Saturday, April 18, 2020

Fashionable, Functional Protection --- Day 9/7

Walk: Hood
Distance: 3 Miles, Yoga Stretch

Medieval Knight and Horse in Battle Armor, Deering Family Galleries, Art Institute of Chicago
Medieval Knight and Horse in Sport Dress, Deering Family Galleries, Art Institute of Chicago


Perhaps being in shelter in place mode has Ciwt thinking about some of the ways people have protected themselves over the years.  And about her trip last Fall to the The Art Institute of Chicago where two armored figures on horseback dominate and energize the Deering Family Galleries of Medieval and Renaissance Art, Arms, and Armor.  

Standing near these armored men, all those movies with knights on horseback fade and a more real sense of the power and terror medieval warfare comes to the fore.  Also, as Ciwt looked more closely at the armor on display, she became more aware of the workmanship, brute and artistic, that went into each plated piece.


Armor for Nobleman in court of Queen Elizabeth I, forged steel and gilt, Royal Workshop, Greenwich, England


Only a high ranking English nobleman would have been granted a royal warrant for the privilege of ordering a suit of armor like all of those above.  And only such a man would have in a postion to pay for such armor; custom suits were the work of many craftsmen and expensive in the extreme.

Nor could this Knight have been in a hurry to receive his armor.  The process from being hand measured for the soft pattern of his suit  to the finished suit would take many months, at least six. Steel ingots used to make the plates needed to be imported from Ore Mountain in Austria, then at the mining site workers would smelt the iron ore with charcoal, next steel workers would fire the steel to red heat and begin shaping each individual piece.  Artists would craft the intricate, artistic designs, again in red hot conditions.

When the suit reached the Knight it would radiate status; the higher the quality of the workmanship, the more important was the Knight.  It would weigh approximately 50 pounds but also, by necessity, allow for quick movement.

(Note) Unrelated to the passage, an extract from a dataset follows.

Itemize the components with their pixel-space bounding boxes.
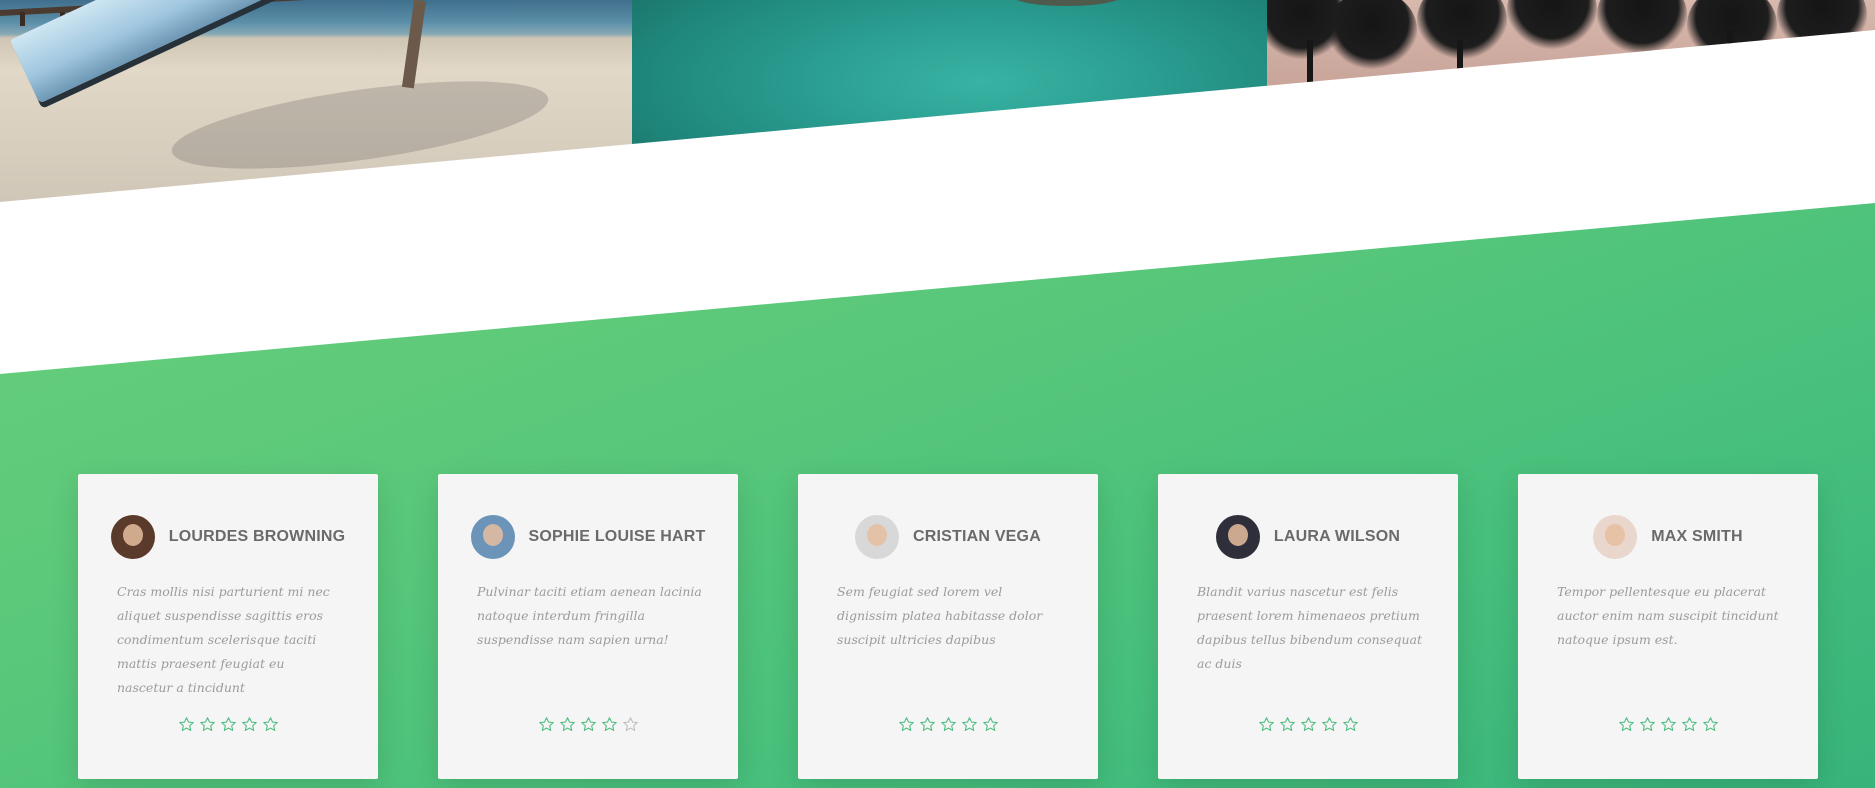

Any deviation from the custom pattern was extremely dangerous as it would interfere with the Knight's ability to fight and protect himself from two-handed swords, bows and arrows, crossbows, battl axes, mace, daggers, lances or whatever new weapons of war might be developed.  All in all, each commissioned suit of protective armor was a complex, near miracle of laborous, exacting, hand-tailored production.